Noted that the attack is specific to the ChatGPT model and does not apply broadly to all production language models.
Encouragement of extreme safeguards when deploying LLMs in privacy-sensitive applications.

Background & Related Work

Discussion on the training data used by LLMs and the implications of proprietary versus open-source data.
Instruction-tuning and RLHF: LLMs trained for task-specific performance through reinforcement learning from human feedback (RLHF).
An overview of privacy attacks including membership inference and data extraction.
Insight into existing methodologies and past results on data extractability across various models.

Data Extraction Attacks on Open Models

Evaluated data extraction attacks on models with public parameter and dataset access.
Defined extractable memorization based on explicit prompts that recover training data accurately.
Proposed method improves upon previous attack strategies by reducing manual verification time.

Experimental Results

Found rates of memorization varied significantly across open-source models, with the potential for higher data extraction than previously documented.
Empirical analysis indicated that the strategies proposed allowed extraction of a considerable amount of observable memorized data.

Estimating Total Memorization

Examination of how query variety impacts extractable memorization rates.
Proposed method for estimating total memorization via Good-Turing frequency estimation, acknowledging potential underestimations.
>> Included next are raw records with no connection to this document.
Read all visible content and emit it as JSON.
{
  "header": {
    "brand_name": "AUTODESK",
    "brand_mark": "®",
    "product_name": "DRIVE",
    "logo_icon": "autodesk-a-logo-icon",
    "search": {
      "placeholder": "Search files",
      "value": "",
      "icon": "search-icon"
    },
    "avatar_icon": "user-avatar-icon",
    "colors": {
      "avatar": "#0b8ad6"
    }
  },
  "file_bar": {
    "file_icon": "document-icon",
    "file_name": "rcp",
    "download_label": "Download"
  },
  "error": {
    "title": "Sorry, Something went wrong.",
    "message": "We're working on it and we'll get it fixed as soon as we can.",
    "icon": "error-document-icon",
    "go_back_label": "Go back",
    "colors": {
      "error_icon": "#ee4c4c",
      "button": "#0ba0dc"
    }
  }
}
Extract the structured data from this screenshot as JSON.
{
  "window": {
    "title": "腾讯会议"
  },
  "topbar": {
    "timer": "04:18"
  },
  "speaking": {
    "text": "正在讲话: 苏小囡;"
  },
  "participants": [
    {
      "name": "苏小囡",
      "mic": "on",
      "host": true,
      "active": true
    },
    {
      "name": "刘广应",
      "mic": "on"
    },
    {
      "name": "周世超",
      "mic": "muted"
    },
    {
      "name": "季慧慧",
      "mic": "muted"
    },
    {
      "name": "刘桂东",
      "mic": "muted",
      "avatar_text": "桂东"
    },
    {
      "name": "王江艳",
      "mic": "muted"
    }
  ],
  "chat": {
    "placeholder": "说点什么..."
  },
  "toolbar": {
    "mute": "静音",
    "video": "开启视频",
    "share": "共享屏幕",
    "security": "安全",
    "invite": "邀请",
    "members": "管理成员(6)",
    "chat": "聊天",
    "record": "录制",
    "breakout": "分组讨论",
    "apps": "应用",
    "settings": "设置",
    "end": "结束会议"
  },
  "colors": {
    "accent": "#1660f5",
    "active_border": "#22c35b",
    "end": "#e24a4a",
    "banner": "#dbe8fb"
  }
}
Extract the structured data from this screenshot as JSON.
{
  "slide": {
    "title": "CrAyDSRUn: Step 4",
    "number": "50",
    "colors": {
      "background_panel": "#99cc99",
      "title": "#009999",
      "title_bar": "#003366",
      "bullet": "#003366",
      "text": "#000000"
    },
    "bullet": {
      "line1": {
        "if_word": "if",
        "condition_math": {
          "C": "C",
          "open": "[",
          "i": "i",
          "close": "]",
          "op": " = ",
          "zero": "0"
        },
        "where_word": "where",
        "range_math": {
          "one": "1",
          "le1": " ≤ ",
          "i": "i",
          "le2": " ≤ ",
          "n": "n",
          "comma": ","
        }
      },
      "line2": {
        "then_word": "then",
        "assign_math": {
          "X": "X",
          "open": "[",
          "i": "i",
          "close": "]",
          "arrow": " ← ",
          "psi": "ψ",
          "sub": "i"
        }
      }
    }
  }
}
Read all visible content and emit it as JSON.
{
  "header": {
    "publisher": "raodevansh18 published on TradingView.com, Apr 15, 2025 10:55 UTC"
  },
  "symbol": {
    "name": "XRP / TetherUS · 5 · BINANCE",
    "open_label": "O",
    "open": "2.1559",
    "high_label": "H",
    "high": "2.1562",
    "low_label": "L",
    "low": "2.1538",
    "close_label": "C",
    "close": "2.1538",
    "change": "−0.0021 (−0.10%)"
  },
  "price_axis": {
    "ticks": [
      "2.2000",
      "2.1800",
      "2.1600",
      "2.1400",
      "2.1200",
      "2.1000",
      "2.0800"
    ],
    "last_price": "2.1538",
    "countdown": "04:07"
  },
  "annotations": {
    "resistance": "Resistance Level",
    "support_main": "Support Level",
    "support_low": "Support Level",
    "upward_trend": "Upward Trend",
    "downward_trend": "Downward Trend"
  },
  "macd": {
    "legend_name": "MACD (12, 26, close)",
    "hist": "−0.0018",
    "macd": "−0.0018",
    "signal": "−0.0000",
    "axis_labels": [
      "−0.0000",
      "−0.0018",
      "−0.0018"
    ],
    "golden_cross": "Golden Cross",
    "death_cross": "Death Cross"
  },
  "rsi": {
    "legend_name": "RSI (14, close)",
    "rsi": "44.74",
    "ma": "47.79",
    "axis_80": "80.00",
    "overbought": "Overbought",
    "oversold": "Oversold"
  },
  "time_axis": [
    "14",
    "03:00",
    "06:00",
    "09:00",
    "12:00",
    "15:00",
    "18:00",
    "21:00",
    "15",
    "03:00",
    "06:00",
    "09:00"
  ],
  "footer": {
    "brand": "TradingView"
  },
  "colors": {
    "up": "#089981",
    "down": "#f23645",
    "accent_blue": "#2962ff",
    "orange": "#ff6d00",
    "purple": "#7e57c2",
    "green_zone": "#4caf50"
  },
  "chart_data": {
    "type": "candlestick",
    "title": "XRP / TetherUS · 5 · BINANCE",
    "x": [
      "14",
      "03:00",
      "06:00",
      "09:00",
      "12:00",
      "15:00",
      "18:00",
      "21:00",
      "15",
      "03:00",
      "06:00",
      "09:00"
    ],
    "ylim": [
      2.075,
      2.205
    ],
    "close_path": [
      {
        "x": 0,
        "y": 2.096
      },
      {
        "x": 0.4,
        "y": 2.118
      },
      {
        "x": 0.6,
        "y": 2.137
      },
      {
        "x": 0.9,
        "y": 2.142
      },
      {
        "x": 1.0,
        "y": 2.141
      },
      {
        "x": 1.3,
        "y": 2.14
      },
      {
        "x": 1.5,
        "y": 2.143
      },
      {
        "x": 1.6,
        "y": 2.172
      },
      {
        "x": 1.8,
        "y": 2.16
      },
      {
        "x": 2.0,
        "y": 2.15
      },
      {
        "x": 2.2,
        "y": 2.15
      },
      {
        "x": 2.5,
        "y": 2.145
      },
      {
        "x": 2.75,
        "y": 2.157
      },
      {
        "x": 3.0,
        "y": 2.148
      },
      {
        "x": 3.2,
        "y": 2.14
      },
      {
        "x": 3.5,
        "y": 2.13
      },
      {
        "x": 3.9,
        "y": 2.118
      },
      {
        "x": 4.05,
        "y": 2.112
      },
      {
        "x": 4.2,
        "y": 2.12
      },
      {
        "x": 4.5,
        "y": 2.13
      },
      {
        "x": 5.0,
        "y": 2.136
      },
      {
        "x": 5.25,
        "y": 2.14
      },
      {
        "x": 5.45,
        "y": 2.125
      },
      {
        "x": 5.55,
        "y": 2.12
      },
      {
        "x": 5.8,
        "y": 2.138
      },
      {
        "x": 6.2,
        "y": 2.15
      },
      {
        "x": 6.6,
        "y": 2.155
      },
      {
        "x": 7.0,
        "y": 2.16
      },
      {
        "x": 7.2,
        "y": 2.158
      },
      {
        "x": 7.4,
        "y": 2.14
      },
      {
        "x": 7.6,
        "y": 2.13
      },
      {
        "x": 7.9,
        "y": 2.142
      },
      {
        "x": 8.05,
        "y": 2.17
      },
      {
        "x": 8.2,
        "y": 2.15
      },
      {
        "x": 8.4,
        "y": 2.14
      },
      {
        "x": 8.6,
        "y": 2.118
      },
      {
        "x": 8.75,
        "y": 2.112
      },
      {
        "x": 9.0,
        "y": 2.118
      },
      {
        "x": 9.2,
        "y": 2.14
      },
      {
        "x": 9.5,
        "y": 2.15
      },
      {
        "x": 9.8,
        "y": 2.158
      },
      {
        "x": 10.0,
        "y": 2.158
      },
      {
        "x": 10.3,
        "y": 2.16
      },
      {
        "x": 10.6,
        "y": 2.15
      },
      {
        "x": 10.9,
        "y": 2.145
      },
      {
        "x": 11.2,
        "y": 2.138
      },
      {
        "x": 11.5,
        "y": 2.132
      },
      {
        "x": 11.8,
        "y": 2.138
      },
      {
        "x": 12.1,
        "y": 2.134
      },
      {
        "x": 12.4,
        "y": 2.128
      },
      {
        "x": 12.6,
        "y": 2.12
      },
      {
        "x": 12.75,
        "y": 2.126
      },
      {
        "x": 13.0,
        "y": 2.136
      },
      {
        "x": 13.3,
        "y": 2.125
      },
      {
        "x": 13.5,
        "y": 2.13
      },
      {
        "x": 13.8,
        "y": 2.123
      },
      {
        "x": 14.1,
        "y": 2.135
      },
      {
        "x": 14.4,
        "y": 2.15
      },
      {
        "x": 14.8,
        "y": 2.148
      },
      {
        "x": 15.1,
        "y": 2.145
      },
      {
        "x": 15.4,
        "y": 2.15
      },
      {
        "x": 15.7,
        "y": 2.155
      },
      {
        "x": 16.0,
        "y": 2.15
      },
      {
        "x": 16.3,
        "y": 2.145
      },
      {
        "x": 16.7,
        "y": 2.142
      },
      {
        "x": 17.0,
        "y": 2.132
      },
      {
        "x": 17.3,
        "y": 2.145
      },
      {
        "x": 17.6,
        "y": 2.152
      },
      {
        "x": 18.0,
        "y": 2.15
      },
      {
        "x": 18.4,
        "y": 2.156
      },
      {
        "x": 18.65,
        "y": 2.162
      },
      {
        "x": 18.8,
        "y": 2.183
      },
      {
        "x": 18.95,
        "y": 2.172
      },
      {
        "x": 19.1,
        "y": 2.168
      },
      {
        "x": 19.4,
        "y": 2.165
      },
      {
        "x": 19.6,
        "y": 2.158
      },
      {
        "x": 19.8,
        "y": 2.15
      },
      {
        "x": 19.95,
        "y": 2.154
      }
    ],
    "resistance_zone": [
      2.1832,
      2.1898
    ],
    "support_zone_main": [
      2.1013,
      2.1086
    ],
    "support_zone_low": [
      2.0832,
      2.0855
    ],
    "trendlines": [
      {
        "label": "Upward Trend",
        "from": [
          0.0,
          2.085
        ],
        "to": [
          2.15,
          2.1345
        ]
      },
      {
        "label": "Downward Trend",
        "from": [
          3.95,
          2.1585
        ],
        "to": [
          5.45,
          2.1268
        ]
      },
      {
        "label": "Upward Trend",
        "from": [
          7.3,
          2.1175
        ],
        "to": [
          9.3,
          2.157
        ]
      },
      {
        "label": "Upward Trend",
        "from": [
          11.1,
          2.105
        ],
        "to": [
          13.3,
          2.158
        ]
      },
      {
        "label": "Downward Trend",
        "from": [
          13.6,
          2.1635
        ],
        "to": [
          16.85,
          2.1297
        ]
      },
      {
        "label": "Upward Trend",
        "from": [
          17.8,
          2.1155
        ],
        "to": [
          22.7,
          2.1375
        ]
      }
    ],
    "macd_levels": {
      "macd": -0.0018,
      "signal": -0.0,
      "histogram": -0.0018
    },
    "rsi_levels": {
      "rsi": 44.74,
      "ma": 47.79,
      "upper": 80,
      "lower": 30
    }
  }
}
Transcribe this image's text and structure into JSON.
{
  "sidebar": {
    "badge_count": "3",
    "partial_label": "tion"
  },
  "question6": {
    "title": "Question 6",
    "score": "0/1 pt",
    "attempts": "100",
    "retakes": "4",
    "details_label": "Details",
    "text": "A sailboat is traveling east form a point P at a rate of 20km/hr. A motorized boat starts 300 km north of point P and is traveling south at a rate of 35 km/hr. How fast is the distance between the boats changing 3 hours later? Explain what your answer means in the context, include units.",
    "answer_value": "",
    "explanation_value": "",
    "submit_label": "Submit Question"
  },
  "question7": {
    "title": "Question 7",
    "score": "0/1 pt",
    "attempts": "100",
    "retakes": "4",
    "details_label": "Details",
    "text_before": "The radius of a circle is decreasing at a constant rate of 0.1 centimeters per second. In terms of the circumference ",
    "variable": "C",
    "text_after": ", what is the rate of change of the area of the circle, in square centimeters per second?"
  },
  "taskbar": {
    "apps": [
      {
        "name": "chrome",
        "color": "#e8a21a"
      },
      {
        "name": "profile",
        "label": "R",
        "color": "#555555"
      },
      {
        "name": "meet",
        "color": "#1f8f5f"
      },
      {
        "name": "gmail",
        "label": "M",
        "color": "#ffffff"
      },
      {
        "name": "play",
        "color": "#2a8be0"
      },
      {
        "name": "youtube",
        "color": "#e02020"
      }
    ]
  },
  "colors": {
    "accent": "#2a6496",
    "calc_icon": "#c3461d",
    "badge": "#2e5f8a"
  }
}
Discoverable vs. Extractable Memorization

Comparative analysis revealed significant differences between discoverable and extractable memorization, highlighting inefficiencies in current extraction techniques.

Extracting Data from Semi-closed Models

Discussion of methodologies adapted for semi-closed models with publicly available parameters but inaccessible training datasets.
Established a quality proxy using publicly available web data for verification of extraction success.

ChatGPT Data Extraction

Explored challenges specific to extracting data from aligned conversational models.
Notable successful adaptation of previous methodologies showcasing ChatGPT's weaknesses.
Results revealed significant ease in eliciting memorized outputs through appropriate prompting techniques.

Conclusion

Findings position ChatGPT as highly vulnerable to data extraction compared to earlier language models, emphasizing repercussions for users and developers alike.
Stressing the need for further research on data deduplication and effective safeguarding measures for LLM deployment.